What This Means for Your Study Approach
If you're taking the bar in a state that's still on the current UBE through 2027 or early 2028, nothing changes for you right now. Study the same way you would have. The MBE, MEE, and MPT are still your exam.
If you're taking the NextGen UBE in July 2026, a few things shift:
Fewer subjects to memorize is real. Going from 14 to 8 tested subjects is a meaningful reduction in the volume of black letter law you need to know cold. That doesn't make the exam easier — it means the questions on the remaining subjects will likely go deeper.
The integrated question sets are the wildcard. These are the hardest to prep for because there's limited practice material available. The NCBE has released sample questions and an exam software preview, and that's worth spending time with early. Getting comfortable with the format matters as much as knowing the law.

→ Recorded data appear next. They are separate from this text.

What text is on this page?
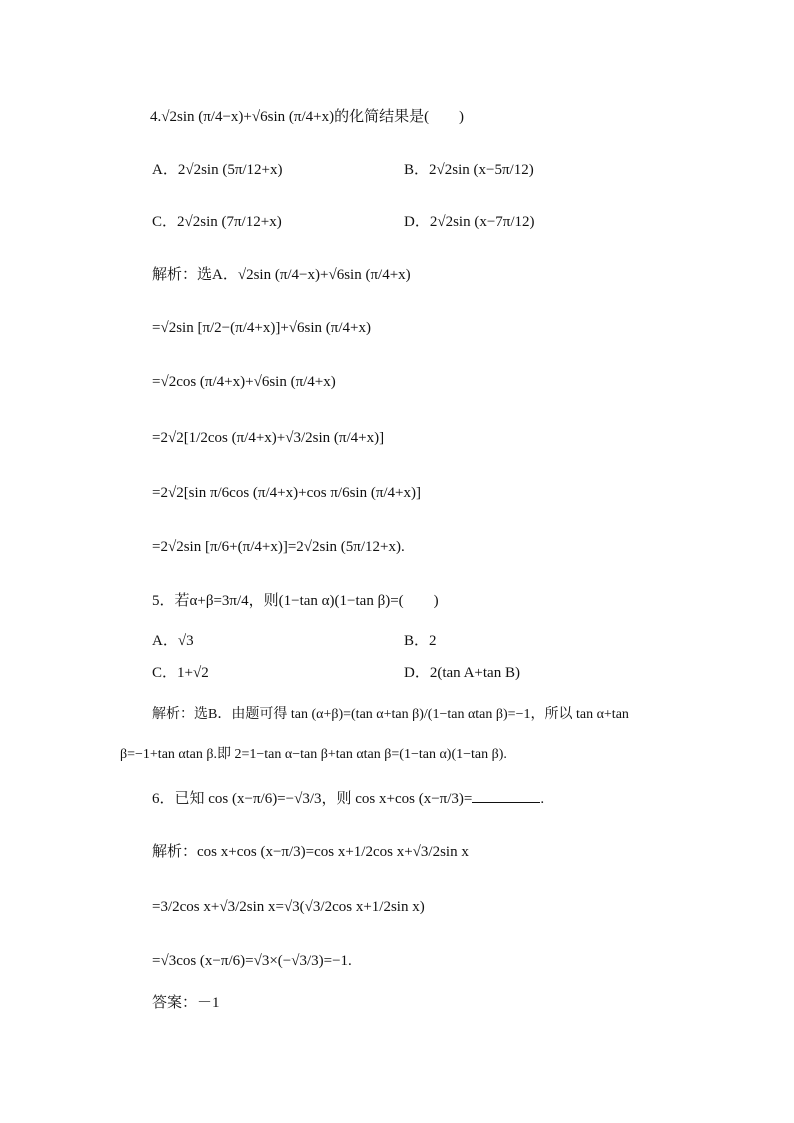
4.√2sin (π/4−x)+√6sin (π/4+x)的化简结果是(　　)
A．2√2sin (5π/12+x)	B．2√2sin (x−5π/12)
C．2√2sin (7π/12+x)	D．2√2sin (x−7π/12)
解析：选A．√2sin (π/4−x)+√6sin (π/4+x)
=√2sin [π/2−(π/4+x)]+√6sin (π/4+x)
=√2cos (π/4+x)+√6sin (π/4+x)
=2√2[1/2cos (π/4+x)+√3/2sin (π/4+x)]
=2√2[sin π/6cos (π/4+x)+cos π/6sin (π/4+x)]
=2√2sin [π/6+(π/4+x)]=2√2sin (5π/12+x).
5．若α+β=3π/4，则(1−tan α)(1−tan β)=(　　)
A．√3	B．2
C．1+√2	D．2(tan A+tan B)
解析：选B．由题可得 tan (α+β)=(tan α+tan β)/(1−tan αtan β)=−1，所以 tan α+tan
β=−1+tan αtan β.即 2=1−tan α−tan β+tan αtan β=(1−tan α)(1−tan β).
6．已知 cos (x−π/6)=−√3/3，则 cos x+cos (x−π/3)=	.
解析：cos x+cos (x−π/3)=cos x+1/2cos x+√3/2sin x
=3/2cos x+√3/2sin x=√3(√3/2cos x+1/2sin x)
=√3cos (x−π/6)=√3×(−√3/3)=−1.
答案：－1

Practice questions still matter. The standalone multiple-choice questions are essentially MBE questions with a twist. If you're already drilling MBE-style questions across the core subjects, that work transfers directly. The six-choice, two-correct-answer format takes some adjustment, but the underlying legal analysis is the same.
Writing under time pressure is still the game. The performance tasks are MPT-adjacent. If you can handle MPT-style tasks, you'll be fine here. Practice writing under timed conditions early and often.

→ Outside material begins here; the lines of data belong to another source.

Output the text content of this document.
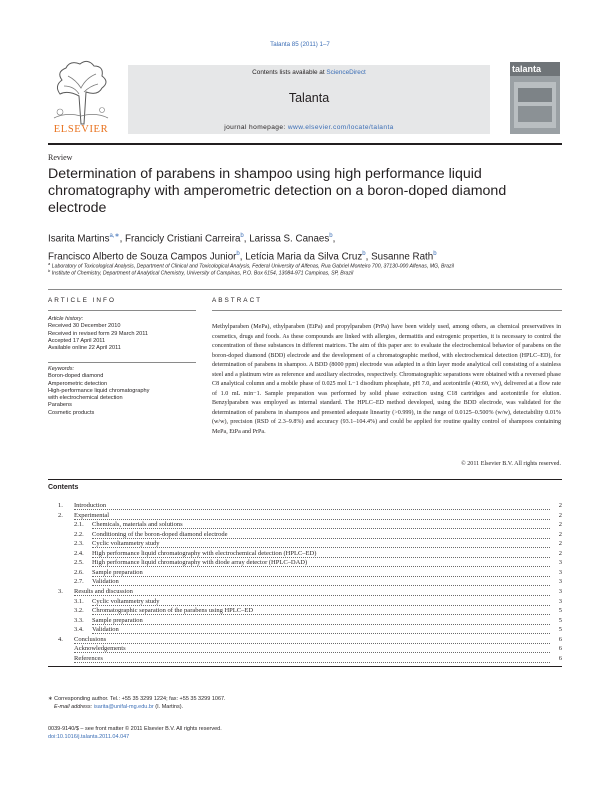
Talanta 85 (2011) 1–7
ELSEVIER
Contents lists available at ScienceDirect
Talanta
journal homepage: www.elsevier.com/locate/talanta
talanta
Review
Determination of parabens in shampoo using high performance liquid chromatography with amperometric detection on a boron-doped diamond electrode
Isarita Martins$^{a,∗}$, Francicly Cristiani Carreira$^b$, Larissa S. Canaes$^b$,
Francisco Alberto de Souza Campos Junior$^b$, Letícia Maria da Silva Cruz$^b$, Susanne Rath$^b$
$^a$ Laboratory of Toxicological Analysis, Department of Clinical and Toxicological Analysis, Federal University of Alfenas, Rua Gabriel Monteiro 700, 37130-000 Alfenas, MG, Brazil
$^b$ Institute of Chemistry, Department of Analytical Chemistry, University of Campinas, P.O. Box 6154, 13084-971 Campinas, SP, Brazil
ARTICLE INFO
Article history:
Received 30 December 2010
Received in revised form 29 March 2011
Accepted 17 April 2011
Available online 22 April 2011
Keywords:
Boron-doped diamond
Amperometric detection
High-performance liquid chromatography
with electrochemical detection
Parabens
Cosmetic products
ABSTRACT
Methylparaben (MePa), ethylparaben (EtPa) and propylparaben (PrPa) have been widely used, among others, as chemical preservatives in cosmetics, drugs and foods. As these compounds are linked with allergies, dermatitis and estrogenic properties, it is necessary to control the concentration of these substances in different matrices. The aim of this paper are: to evaluate the electrochemical behavior of parabens on the boron-doped diamond (BDD) electrode and the development of a chromatographic method, with electrochemical detection (HPLC–ED), for determination of parabens in shampoo. A BDD (8000 ppm) electrode was adapted in a thin layer mode analytical cell consisting of a stainless steel and a platinum wire as reference and auxiliary electrodes, respectively. Chromatographic separations were obtained with a reversed phase C8 analytical column and a mobile phase of 0.025 mol L−1 disodium phosphate, pH 7.0, and acetonitrile (40:60, v/v), delivered at a flow rate of 1.0 mL min−1. Sample preparation was performed by solid phase extraction using C18 cartridges and acetonitrile for elution. Benzylparaben was employed as internal standard. The HPLC–ED method developed, using the BDD electrode, was validated for the determination of parabens in shampoos and presented adequate linearity (>0.999), in the range of 0.0125–0.500% (w/w), detectability 0.01% (w/w), precision (RSD of 2.3–9.8%) and accuracy (93.1–104.4%) and could be applied for routine quality control of shampoos containing MePa, EtPa and PrPa.
© 2011 Elsevier B.V. All rights reserved.
Contents
1. Introduction	2
2. Experimental	2
2.1. Chemicals, materials and solutions	2
2.2. Conditioning of the boron-doped diamond electrode	2
2.3. Cyclic voltammetry study	2
2.4. High performance liquid chromatography with electrochemical detection (HPLC–ED)	2
2.5. High performance liquid chromatography with diode array detector (HPLC–DAD)	3
2.6. Sample preparation	3
2.7. Validation	3
3. Results and discussion	3
3.1. Cyclic voltammetry study	3
3.2. Chromatographic separation of the parabens using HPLC–ED	5
3.3. Sample preparation	5
3.4. Validation	5
4. Conclusions	6
Acknowledgements	6
References	6
∗ Corresponding author. Tel.: +55 35 3299 1224; fax: +55 35 3299 1067.
E-mail address: isarita@unifal-mg.edu.br (I. Martins).
0039-9140/$ – see front matter © 2011 Elsevier B.V. All rights reserved.
doi:10.1016/j.talanta.2011.04.047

For Retakers: Does This Change Your Plan?
If you failed the current UBE and your state is switching to the NextGen in July 2026 or 2027, you have a choice: retake the current UBE in a state that's still offering it, or take the NextGen in your home state.
There's no universal right answer, but here's the tradeoff. The NextGen tests fewer subjects, which means less ground to cover. But it's a brand-new exam with limited practice materials, and you'd be among the first cohort to take it — which means no established curve and less certainty about what to expect. The current UBE, by contrast, is predictable. You know the format, you know the timing, and there are thousands of practice questions available.
If your weakness was the MBE specifically, and you're comfortable with the core subjects, the NextGen might actually work in your favor — fewer subjects and a format that de-emphasizes pure memorization. If your weakness was the writing side, the exams are similar enough that the format change probably doesn't help you much.
Either way, the fundamentals of bar prep don't change: identify your weak spots, drill practice questions, review your mistakes, and simulate test conditions. The exam format is different. The work isn't.